Middleware

Routing and Dispatch Middleware

Within Expressive, we differentiate routing from dispatching. Routing is the act of matching a request to middleware; this typically involves inspecting the path and HTTP method used, but may also consider aspects such as headers, protocol, and more. Dispatching occurs after routing; it examines the results of routing, processing the middleware matched.

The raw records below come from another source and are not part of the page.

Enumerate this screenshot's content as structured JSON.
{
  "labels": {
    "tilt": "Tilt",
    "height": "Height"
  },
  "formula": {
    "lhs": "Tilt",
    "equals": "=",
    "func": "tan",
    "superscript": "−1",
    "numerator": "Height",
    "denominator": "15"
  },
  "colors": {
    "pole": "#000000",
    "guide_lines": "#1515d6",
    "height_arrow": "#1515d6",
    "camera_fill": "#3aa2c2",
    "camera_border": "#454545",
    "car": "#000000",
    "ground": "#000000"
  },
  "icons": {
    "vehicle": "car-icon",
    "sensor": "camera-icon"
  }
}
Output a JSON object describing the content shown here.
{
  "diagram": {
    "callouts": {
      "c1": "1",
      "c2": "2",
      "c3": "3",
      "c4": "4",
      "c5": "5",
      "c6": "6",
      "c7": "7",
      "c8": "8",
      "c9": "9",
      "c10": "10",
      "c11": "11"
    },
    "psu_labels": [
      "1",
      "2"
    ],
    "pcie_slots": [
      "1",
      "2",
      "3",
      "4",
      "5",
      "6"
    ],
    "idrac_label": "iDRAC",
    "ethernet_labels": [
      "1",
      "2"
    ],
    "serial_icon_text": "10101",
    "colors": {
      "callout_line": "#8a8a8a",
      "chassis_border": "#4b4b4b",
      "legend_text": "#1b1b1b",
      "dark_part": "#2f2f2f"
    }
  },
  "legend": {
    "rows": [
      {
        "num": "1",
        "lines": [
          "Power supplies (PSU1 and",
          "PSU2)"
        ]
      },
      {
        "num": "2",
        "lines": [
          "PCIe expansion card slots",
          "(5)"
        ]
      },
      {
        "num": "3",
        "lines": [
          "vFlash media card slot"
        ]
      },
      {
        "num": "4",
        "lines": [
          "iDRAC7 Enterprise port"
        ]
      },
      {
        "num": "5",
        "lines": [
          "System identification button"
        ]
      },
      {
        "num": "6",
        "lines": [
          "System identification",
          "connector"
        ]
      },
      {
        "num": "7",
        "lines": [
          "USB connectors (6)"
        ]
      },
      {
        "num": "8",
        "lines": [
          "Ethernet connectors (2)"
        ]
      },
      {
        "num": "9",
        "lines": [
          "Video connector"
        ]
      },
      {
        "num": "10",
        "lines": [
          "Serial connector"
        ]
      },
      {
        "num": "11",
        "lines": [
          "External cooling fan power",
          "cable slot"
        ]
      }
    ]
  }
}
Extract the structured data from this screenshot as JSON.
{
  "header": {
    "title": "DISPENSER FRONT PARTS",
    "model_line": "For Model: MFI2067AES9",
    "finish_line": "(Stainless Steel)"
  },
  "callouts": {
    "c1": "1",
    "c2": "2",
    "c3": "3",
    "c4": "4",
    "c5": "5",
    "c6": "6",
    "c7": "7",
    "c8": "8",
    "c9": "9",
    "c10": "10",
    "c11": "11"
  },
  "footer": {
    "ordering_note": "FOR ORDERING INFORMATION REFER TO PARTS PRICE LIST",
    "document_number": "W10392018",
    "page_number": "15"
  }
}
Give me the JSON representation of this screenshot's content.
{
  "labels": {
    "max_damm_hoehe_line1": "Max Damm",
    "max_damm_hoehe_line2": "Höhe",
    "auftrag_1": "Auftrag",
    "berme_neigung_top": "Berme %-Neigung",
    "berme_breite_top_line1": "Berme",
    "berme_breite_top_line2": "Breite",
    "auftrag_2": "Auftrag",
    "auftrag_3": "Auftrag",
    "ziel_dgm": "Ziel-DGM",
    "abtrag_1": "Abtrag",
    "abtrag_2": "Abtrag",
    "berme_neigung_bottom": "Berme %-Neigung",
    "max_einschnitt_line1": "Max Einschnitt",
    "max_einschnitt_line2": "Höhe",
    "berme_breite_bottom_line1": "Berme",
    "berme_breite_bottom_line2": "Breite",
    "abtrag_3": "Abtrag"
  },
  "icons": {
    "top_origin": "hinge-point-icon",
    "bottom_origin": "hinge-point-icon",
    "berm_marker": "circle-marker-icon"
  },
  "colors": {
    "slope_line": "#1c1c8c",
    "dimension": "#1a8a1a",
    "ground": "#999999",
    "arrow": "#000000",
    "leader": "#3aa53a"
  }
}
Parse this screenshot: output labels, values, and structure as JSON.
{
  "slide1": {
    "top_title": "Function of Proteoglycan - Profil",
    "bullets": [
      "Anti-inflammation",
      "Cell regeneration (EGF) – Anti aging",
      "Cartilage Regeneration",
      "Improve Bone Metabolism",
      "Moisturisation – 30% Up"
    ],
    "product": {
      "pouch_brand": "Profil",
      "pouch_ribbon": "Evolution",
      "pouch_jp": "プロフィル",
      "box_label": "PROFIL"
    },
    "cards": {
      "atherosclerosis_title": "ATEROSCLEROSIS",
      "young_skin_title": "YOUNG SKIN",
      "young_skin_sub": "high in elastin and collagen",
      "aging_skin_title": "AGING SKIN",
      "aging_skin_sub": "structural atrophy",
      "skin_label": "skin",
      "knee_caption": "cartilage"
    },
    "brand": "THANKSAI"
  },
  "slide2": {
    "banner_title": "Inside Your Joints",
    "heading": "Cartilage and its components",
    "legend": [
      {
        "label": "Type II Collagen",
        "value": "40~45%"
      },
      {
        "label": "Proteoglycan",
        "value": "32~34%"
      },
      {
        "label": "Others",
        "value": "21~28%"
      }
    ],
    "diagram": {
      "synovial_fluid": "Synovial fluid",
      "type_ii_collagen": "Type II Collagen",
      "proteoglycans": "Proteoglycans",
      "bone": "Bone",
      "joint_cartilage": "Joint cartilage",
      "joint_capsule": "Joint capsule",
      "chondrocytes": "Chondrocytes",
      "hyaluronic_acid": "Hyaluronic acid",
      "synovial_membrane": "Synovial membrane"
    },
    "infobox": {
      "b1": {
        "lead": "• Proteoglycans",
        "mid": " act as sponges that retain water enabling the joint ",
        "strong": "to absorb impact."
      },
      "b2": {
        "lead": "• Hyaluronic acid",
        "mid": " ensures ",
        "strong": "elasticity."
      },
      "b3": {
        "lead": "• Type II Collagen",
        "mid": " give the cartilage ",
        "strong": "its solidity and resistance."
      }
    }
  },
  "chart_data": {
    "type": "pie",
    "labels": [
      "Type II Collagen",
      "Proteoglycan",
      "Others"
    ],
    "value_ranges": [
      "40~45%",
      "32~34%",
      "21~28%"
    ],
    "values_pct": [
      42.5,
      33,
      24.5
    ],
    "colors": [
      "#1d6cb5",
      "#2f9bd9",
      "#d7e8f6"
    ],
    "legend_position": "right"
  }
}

Expressive goes so far as to separate the two actions into separate middleware. This is done to allow additional middleware to execute between them. For example, as you'll learn in the next two chapters, we can look for routing failures and answer HEAD and OPTIONS requests, or return a 405 Method Not Allowed status without ever hitting the dispatch middleware. When you read about the UrlHelper, you'll discover it has associated middleware that can receive the results of routing in order to facilitate URI generation. Keeping the two actions separated as distinct middleware provides a ton of power and flexibility in building your applications.

We provide two middleware around these actions, each in the Zend\Expressive\Router\Middleware namespace and provided by the zendframework/zend-expressive-router package:

  • RouteMiddleware, which consumes a router in order to route a request.

  • DispatchMiddleware, which dispatches the route result.

RouteMiddleware

Zend\Expressive\Router\Middleware\RouteMiddleware receives a Zend\Expressive\Router\RouterInterface instance to its constructor. When it is processed, it passes the request to the router in order to receive a Zend\Expressive\Router\RouteResult instance.

When the result indicates a match, the middleware creates an updated request instance that includes each of the route match parameters as attributes.

Regardless of the result, it will create an updated request instance that includes the result as the attribute Zend\Expressive\Router\RouteResult.

It then invokes the handler; all later middleware can then access the route result using:

$result = $request->getAttribute(\Zend\Expressive\Router\RouteResult::class);

DispatchMiddleware

Zend\Expressive\Router\Middleware\DispatchMiddleware defines only the process() method required by the PSR-15 MiddlewareInterface. Internally, it:

  • checks for a RouteResult in the request, AND
  • processes it, passing the request and handler.

If there is no RouteResult, it delegates to the handler without doing anything else.